Changes in ReGenesees version 1.2

 - Better diagnostics on possible Deff anomalies arising from negative
   calibrated weights (if any).
 - e.svydesign: formulae not referencing survey data variables (e.g. ids=~1)
   have been intentionally inhibited (rationale: survey data is master,
   formulae are slaves).
 - pop.template, population.check, e.calibrate, aux.estimates, ...: partition
   formula (if any) must reference some survey data variables. Thus, e.g.,
   partition=~1 has been inhibited. Obviously, a pure intercept calibration
   model (i.e. calmodel=~1) remains completely legal.
 - e.svydesign, pop.template, fill.template: all functions now check whether any
   factor variable in input data has empty levels, and (in case) drop them.
 - e.svydesign: 0 direct weights are now forbidden (formerly, direct weights
   were only required to be non negative). A suggestion to people using
   ReGenesees infrastructure to build jackknife sampling variance estimates:
   substitute illegal 0 direct weights with some negligibly small cutoff value
   (e.g. 1E-12).
 - ReGenesees now has its own contrasts handling facilities (i.e. new functions
   contrasts.RG, contrasts.off and contrasts.reset).
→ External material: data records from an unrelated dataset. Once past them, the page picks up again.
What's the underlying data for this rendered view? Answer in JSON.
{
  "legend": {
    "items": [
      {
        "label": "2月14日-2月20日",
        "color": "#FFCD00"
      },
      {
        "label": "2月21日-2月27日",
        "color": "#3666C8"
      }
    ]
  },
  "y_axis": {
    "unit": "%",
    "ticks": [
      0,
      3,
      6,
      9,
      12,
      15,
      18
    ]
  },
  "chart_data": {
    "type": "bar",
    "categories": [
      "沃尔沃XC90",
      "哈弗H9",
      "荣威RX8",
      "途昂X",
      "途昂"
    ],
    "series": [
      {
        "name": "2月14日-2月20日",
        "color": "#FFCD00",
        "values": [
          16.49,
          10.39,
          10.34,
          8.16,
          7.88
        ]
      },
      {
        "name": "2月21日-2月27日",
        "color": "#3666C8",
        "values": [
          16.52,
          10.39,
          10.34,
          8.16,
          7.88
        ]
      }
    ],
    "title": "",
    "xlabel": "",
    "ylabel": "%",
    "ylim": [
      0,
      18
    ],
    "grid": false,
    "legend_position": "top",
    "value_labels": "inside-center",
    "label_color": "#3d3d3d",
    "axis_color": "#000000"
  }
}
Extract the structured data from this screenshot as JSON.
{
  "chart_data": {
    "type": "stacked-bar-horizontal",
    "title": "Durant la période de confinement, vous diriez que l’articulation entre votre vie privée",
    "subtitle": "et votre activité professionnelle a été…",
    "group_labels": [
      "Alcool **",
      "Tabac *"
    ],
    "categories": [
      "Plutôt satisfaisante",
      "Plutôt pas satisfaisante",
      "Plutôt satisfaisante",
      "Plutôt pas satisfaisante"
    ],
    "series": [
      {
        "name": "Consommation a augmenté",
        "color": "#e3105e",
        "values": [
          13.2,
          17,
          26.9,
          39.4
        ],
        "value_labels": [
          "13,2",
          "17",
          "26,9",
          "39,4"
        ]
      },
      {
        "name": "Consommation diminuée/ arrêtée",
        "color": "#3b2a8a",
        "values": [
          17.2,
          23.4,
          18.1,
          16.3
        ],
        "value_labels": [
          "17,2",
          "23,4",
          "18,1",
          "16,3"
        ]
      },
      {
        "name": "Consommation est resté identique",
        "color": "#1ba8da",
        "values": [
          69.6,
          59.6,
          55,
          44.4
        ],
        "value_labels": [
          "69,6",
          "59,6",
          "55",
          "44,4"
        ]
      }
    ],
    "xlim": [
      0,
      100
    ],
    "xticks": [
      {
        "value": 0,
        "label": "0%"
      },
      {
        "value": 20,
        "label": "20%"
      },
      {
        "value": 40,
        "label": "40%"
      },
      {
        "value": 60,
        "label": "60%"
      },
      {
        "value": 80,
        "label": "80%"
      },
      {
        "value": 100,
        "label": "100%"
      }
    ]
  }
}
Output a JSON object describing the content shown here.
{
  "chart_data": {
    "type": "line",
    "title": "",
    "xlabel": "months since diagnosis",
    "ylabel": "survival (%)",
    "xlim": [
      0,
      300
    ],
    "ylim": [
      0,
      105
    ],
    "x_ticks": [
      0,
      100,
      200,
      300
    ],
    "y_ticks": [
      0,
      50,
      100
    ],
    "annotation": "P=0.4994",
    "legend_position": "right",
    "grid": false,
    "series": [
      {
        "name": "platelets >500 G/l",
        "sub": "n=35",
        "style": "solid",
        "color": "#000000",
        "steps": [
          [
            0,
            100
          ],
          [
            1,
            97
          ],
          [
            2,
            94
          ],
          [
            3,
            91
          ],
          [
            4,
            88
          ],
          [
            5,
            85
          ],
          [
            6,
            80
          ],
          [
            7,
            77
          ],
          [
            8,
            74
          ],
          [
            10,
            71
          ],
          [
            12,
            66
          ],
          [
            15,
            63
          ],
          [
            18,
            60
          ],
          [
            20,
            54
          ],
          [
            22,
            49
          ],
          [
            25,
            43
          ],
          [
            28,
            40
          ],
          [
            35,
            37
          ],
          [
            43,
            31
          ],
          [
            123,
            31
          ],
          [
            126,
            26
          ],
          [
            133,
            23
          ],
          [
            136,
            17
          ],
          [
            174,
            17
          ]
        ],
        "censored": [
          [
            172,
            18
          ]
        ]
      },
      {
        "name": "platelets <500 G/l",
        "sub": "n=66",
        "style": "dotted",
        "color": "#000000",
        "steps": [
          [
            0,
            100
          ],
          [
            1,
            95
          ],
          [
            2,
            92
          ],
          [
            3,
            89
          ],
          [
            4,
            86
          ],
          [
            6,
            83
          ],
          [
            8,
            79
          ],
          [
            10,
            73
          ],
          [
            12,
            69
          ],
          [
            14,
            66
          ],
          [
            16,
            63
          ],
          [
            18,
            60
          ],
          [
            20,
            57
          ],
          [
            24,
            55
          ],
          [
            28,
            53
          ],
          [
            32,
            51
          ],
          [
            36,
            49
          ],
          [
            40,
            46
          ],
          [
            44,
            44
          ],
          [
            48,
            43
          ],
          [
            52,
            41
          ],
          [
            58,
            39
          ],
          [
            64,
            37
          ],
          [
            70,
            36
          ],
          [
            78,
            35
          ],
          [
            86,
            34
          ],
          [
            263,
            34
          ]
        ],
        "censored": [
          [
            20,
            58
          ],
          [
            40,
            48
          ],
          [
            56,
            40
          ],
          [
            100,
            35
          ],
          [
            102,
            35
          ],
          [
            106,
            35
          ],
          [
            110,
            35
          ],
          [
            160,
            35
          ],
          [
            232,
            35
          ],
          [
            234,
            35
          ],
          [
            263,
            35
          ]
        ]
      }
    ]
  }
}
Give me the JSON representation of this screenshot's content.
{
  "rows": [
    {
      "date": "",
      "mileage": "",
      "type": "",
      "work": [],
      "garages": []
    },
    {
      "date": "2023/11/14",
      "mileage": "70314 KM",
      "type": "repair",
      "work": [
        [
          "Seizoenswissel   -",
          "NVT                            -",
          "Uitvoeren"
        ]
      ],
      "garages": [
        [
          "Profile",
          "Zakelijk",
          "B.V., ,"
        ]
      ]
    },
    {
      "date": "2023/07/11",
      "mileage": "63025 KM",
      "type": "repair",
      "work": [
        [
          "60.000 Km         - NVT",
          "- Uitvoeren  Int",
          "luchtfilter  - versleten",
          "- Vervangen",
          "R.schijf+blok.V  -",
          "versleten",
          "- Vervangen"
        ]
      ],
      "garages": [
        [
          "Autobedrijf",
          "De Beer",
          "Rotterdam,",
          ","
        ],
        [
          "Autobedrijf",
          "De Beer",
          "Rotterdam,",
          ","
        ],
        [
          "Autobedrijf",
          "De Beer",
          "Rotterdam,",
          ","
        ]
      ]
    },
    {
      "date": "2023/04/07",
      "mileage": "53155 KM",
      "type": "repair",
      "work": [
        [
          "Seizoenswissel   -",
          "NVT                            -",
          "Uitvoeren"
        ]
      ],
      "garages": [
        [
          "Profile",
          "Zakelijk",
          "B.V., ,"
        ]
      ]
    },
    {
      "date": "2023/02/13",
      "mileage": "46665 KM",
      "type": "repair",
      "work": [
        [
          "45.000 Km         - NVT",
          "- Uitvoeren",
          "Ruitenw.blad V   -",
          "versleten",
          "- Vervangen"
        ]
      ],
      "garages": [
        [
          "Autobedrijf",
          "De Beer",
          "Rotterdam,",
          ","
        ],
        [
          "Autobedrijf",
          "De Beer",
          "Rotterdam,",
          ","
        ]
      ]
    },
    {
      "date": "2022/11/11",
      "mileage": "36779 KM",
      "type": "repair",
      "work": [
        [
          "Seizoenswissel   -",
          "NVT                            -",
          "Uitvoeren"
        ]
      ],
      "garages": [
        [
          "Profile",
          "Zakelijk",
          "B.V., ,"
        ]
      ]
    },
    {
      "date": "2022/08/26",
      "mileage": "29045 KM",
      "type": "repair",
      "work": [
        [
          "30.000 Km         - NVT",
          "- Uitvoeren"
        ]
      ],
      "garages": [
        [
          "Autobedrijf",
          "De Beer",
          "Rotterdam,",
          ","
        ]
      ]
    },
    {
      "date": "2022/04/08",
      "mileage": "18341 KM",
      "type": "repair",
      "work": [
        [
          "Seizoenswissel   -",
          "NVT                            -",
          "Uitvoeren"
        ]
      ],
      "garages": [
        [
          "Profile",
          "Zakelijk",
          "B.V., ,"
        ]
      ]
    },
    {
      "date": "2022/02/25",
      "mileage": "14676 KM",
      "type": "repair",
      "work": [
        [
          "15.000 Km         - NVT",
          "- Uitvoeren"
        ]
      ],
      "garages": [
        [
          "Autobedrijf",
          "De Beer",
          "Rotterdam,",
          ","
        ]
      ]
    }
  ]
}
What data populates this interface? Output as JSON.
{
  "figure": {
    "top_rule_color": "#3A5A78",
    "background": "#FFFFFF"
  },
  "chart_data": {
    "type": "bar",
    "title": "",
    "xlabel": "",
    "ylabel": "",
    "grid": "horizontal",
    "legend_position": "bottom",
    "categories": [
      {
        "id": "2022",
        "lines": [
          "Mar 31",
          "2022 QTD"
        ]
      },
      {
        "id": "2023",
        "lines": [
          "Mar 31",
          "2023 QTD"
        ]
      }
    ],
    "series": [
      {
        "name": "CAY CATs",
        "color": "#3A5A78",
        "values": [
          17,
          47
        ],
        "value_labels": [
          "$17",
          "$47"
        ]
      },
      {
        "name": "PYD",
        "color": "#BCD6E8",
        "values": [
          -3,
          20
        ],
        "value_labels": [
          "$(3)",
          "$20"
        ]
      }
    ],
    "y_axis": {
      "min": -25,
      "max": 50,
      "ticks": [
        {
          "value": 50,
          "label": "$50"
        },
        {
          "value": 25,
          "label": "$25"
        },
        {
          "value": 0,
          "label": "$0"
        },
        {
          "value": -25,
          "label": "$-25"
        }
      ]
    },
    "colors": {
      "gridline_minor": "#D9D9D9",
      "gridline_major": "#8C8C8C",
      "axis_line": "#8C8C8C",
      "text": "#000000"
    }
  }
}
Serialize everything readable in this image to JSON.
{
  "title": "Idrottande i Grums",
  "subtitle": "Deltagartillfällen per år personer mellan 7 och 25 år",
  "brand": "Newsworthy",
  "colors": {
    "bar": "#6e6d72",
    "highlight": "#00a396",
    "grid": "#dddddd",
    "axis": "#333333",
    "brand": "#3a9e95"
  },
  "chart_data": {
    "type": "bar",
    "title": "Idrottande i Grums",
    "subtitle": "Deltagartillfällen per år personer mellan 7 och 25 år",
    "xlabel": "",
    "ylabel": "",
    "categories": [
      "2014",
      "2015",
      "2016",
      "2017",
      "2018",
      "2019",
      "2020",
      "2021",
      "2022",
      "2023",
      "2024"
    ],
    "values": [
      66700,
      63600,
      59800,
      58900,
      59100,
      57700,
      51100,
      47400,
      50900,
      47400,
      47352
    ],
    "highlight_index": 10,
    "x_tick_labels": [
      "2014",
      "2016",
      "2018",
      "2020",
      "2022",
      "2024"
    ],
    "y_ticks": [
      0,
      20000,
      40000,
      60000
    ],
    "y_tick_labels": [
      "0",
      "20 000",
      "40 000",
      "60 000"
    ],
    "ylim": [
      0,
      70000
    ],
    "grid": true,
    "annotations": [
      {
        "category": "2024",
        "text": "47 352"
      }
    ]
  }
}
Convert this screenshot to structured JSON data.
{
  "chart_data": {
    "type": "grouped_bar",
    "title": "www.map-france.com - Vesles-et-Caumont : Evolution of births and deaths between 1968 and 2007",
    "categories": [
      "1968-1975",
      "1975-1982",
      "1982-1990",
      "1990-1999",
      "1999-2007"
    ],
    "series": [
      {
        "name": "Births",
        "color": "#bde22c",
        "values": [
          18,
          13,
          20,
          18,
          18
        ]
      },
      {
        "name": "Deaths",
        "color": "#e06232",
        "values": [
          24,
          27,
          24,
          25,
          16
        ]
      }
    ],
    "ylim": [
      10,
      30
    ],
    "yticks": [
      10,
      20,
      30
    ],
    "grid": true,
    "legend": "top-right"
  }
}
Contrasts can deeply affect
   the behaviour of several ReGenesees functions (e.g. e.calibrate,
   pop.template, fill.template, aux.estimates), so please read *carefully* the
   related help pages (?contrasts.RG).
 - e.calibrate: parameters 'epsilon' and 'force' are now meaningful also for
   unbounded linear calibration (with the same meaning as in all the remaining
   cases, for which Newton-Raphson algorithm applies). This allows to handle
   possible approximate solutions obtained when switching to ginv() due to
   collinearity issues. Note that collinearity is very likely to manifest
   whenever you choose to switch-off contrasts (see ?contrasts.RG).
 - check.cal, ecal.status, e.calibrate: diagnostics dataframe (which assesses
   calibration constraints violation) gains new useful rownames: for each
   partition the rownames indicate the position of non-convergence cells
   (if any) in population totals dataframe 'df.population'.
   Moreover, diagnostics on calibration results is now richer for unbounded
   linear calibration (due to parameter 'epsilon', see item above).
 - svystatTM, svystatR, svystatQ, svystatL, aux.estimates: now the return
   objects of all summary statistics functions carry a "design" attribute
   storing the name of the design input object. This way, computed statistics
   are almost (namely, excluding possible global options effects) completely
   self-documenting.
 - ReGenesees now has a (concise) package documentation shell (see ?ReGenesees).
   I warmly recommend the reading of this shell to new users, mainly because it
   provides a 'quick reading guide' to the reference manual, along with a
   meaningful 'table of contents'.


Changes in ReGenesees version 1.1

 - NA handling facilities in summary statistics functions (svystatTM, svystatR,
   ...) has been completely revised. An elusive bug entangling NA treatment and
   lonely PSU treatment (when lonely.psu='average') has been fixed.
 - svystatL did not pass to inner function linearize the na.rm argument
   value: fixed.
 - Inadvisable (albeit not harmful) code (signalled by Prof Brian Ripley) has
   been eliminated from .onLoad.
 - Few partial arguments matching in function calls (as signalled by R CMD CHECK
   under R 2.15.x) have been removed.
 - Further calibration examples added: calibration to soften nonresponse
   bias and multi-step calibration.


Changes in ReGenesees version 1.0

 - Stable release, published for general availability in December 2011 on:
   1) Istat official website:
      http://www.istat.it/en/tools/methods-and-it-tools/processing-tools/regenesees
   2) JOINUP (The European Commission open source software repository):
      https://joinup.ec.europa.eu/software/regenesees/description
 - No user-visible changes.


Changes in ReGenesees version 0.9.1

 - First external release, available since middle November 2011
   at the OSOR repository (subsequently migrated towards JOINUP).
 - No user-visible changes.


Changes in ReGenesees version 0.9

 - Release-candidate version: it is almost 1.0 complete.
 - It has been published in the Istat intranet on 8/11/2011.